Reason: “Product unacceptable” / “not as described” (4853 / 13.3)
Lead with order confirmation showing the product description, customer’s pre-purchase acceptance, and any post-purchase communication where customer indicated satisfaction or did not raise an issue.
Reason: “Recurring transaction” / “cancellation not honored” (4859 / 13.2)
Lead with subscription terms acceptance, the renewal reminder you sent, the cancellation flow availability, and the customer’s last login (if subscription was used).
Reason: “Fraudulent / unauthorized” (10.4 / 4837 / similar)
Lead with the AVS / CVV match record, the IP address used at purchase, the customer’s prior order history (if any), and 3DS authentication if applicable.

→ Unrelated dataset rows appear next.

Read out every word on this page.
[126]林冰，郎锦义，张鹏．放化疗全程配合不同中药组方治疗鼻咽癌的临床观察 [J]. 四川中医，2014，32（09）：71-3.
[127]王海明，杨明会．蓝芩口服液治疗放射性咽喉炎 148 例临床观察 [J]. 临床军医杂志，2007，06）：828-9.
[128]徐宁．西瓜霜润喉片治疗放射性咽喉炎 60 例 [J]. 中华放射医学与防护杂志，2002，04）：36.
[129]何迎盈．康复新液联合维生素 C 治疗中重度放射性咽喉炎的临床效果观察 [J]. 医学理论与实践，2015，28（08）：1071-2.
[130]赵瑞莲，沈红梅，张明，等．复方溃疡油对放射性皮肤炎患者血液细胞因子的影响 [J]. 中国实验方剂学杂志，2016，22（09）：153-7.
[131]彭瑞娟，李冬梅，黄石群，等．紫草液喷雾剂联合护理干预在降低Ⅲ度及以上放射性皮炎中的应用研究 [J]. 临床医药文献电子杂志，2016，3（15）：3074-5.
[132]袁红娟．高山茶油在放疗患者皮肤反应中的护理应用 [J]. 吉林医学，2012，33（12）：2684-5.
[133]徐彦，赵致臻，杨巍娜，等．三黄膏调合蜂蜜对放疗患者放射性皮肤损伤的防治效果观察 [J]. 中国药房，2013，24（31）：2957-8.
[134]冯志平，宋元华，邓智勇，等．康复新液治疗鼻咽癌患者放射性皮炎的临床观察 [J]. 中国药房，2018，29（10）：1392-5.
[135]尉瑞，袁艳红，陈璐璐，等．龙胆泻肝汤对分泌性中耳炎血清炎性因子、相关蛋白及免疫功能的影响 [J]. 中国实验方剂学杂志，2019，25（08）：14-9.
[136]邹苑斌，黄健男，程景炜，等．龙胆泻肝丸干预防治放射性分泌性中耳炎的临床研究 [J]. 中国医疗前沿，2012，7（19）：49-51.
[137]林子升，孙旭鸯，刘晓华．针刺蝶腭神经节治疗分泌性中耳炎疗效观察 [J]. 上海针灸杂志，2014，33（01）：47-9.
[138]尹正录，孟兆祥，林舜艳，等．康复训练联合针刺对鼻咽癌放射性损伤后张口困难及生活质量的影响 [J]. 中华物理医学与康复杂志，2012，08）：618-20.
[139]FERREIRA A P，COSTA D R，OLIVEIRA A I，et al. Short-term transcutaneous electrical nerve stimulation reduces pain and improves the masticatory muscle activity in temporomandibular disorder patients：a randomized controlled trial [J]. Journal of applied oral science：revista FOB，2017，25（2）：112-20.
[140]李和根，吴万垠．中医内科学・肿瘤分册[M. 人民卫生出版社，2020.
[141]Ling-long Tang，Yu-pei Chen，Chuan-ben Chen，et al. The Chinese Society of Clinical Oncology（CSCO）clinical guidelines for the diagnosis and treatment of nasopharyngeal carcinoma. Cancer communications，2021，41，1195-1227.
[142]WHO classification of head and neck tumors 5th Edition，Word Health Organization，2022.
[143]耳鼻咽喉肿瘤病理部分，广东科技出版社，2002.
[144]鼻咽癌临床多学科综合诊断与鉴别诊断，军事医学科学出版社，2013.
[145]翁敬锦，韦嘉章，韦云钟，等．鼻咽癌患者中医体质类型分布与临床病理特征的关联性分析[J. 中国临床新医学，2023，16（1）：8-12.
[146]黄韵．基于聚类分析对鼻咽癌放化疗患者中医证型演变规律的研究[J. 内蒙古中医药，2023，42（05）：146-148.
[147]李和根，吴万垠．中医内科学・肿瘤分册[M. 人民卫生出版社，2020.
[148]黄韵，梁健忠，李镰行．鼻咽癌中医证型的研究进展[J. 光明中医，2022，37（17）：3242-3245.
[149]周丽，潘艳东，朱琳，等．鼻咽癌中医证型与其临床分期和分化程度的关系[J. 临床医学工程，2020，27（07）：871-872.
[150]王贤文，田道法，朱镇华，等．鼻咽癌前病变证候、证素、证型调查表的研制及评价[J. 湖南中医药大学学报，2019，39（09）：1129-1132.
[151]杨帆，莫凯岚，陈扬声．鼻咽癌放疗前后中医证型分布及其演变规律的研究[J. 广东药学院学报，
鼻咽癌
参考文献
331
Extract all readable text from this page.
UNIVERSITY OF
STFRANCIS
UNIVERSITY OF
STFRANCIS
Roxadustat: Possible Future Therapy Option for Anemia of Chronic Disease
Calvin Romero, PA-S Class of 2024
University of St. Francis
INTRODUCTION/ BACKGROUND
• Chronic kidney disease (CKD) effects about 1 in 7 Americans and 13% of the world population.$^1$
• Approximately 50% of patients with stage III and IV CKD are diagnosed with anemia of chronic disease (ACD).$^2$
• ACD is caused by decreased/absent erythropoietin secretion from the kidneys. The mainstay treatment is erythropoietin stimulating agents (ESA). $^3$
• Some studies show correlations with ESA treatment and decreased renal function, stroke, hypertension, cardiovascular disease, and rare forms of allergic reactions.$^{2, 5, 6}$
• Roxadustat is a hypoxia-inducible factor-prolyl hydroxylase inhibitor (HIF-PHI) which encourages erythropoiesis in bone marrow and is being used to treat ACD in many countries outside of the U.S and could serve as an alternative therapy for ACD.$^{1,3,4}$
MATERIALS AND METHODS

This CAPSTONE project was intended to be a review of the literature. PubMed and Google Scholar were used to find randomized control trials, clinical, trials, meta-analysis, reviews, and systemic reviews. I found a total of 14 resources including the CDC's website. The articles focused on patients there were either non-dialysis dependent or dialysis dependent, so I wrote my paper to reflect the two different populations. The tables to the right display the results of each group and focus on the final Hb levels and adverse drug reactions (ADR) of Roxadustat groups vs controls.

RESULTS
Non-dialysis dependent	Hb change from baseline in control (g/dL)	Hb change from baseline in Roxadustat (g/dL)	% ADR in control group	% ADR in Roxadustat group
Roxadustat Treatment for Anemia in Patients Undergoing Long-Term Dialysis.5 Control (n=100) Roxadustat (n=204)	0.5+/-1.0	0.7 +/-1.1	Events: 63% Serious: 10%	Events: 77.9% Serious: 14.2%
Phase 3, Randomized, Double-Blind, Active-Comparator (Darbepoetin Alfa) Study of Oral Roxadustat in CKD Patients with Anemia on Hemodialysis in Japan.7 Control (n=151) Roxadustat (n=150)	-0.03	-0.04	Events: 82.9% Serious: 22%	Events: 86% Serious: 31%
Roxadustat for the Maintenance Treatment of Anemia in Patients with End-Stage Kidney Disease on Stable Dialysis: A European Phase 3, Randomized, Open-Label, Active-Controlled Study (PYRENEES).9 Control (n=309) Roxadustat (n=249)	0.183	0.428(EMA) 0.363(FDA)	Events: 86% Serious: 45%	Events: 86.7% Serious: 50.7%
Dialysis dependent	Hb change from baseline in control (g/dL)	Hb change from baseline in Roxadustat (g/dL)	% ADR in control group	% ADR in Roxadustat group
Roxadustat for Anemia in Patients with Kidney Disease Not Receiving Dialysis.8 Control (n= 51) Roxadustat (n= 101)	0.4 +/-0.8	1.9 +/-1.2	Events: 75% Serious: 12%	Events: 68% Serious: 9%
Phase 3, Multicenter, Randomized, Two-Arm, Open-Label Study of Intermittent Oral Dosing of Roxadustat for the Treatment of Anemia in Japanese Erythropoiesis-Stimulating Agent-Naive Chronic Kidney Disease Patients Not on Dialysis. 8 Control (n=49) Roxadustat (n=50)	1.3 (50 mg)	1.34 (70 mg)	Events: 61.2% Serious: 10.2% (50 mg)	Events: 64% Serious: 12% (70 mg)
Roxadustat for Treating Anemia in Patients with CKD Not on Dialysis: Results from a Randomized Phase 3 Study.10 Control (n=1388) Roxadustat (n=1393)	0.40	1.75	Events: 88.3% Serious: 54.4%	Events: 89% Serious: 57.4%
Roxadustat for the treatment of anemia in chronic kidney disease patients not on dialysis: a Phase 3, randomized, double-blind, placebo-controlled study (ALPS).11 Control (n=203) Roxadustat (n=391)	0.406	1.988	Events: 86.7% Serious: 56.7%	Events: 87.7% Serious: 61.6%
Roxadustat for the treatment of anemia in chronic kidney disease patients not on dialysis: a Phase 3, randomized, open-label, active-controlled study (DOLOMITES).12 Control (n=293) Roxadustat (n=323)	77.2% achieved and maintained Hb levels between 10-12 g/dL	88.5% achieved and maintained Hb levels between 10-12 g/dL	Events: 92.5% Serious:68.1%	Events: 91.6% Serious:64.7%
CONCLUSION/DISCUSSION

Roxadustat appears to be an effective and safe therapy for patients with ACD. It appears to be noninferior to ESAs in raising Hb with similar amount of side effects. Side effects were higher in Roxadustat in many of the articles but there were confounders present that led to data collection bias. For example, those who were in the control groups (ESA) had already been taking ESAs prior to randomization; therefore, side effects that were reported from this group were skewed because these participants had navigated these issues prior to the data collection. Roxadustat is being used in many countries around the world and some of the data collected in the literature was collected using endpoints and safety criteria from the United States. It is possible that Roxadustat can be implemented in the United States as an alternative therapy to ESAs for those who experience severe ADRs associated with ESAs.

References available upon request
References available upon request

Reason: “Duplicate” (12.6)
Lead with the two transactions side by side showing different products / dates / amounts.
Submission tactics
- Submit a structured PDF, not 12 attached screenshots
- Lead with a one-paragraph summary at the top
- Order evidence chronologically
- Cite the relevant policy at the time of purchase
- Avoid emotional language; let the evidence speak
- Submit before the deadline; late submissions are typically rejected
After the dispute
- Update Radar rules if a pattern is emerging
- Adjust disclosure language if the dispute pointed to a clarity gap
- Refund preemptively for customers with similar profiles where defensible
- Track win rate by reason code; argue what you can defend, refund what you cannot
What we do not do
We do not represent your business in a dispute. We do not contact issuers. We help you set up the evidence pipeline so that responding to a dispute is operational, not improvisational.
For the foundation of dispute-evidence-readiness, see our dispute evidence guide.
Frequently asked
- How quickly do I need to respond to a Stripe dispute?
- Issuer deadlines vary by card network — typically 7 to 21 days from notification. Stripe's dashboard shows the specific deadline.
- Should I refund before responding?
- Refunding does not close a dispute that has already been filed. You still need to respond. Refunding instead of responding usually results in losing the dispute on procedural grounds plus the refund.